Perfectly Imperfect - Bringing the First Piece to Life

When we got through the various iterations in the wax carving process, I thought we were beginning to see the light at the end of the tunnel.

The post-casting process proved to be the real test of patience. Thankfully my enjoyment of the making process saw me through!

Once the cast is collected from the caster, it is in its most raw state. Sprinkled with clay and with layers of rough grain to be filed away, buffed, polished and perfected, means this part of the process is the biggest labour of love.

The hinges are clogged with clay and need to be delicately teased through; the sprues (the bits of metal that poke out) need to be filed off - enough that the excess metal is taken away but carefully enough so that it doesn't impact on the finish of the piece; every millimetre of surface needs to have the rough finish filed away, and after that there are various levels of additional filing, followed by additional polishing processes; and lastly there is the finishing buff and polish that gives each pieces its lovely shiny surface. In total, the very first piece took me about 8 hours, of love, to perfect. My desire to produce a piece by hand that didn’t look handmade meant that attention to detail and the finish was key.

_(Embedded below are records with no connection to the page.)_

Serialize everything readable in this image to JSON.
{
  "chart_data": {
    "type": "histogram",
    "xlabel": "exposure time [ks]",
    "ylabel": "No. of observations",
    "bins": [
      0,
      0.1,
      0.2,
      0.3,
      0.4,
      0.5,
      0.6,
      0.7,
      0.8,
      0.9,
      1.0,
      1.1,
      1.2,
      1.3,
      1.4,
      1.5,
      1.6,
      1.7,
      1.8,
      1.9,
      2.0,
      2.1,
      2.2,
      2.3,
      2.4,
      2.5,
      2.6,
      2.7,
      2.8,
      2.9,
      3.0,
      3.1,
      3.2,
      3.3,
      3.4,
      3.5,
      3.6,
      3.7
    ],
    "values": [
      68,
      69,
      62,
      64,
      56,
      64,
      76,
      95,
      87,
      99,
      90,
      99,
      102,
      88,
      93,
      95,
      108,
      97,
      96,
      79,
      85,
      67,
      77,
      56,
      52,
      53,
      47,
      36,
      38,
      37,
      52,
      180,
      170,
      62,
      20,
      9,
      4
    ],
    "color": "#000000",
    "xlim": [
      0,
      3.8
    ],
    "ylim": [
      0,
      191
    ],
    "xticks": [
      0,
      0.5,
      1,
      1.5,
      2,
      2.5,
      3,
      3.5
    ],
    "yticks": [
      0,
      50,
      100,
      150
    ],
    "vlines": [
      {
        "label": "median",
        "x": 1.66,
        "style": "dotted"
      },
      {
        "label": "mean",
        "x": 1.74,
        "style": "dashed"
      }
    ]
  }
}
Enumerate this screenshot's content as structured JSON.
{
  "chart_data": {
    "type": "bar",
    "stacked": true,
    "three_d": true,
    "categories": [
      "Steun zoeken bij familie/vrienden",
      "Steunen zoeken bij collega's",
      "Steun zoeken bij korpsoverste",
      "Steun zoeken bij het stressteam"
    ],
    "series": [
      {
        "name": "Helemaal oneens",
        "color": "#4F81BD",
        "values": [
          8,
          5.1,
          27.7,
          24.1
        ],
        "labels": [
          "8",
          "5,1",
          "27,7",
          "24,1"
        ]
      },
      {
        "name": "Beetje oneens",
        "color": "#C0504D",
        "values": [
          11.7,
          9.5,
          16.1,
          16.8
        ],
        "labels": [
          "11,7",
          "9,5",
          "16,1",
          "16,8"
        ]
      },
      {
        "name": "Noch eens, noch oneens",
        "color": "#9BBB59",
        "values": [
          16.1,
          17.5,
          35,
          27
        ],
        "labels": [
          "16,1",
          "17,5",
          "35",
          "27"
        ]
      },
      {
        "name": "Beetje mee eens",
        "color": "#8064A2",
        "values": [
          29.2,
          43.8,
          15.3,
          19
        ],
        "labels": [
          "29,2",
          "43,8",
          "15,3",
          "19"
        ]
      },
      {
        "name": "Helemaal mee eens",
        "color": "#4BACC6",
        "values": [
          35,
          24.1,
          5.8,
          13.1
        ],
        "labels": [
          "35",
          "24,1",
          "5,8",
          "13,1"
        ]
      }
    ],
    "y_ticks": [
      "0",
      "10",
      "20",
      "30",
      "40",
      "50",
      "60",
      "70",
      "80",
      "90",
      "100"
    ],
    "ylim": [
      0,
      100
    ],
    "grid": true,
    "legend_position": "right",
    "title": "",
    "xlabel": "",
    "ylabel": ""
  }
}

On the little note, I wanted the edges soft and rounded so it felt beautiful and tactile in your hand. The envelope itself had to be functional, robust and cleanly finished. The more I worked on the piece, the more I realised that the little quirks which that “made-by-hand” brings are actually quite charming. I haven’t sacrificed the high polish finish but I’ve embraced the uniqueness of each piece, just like each story behind each piece is unique.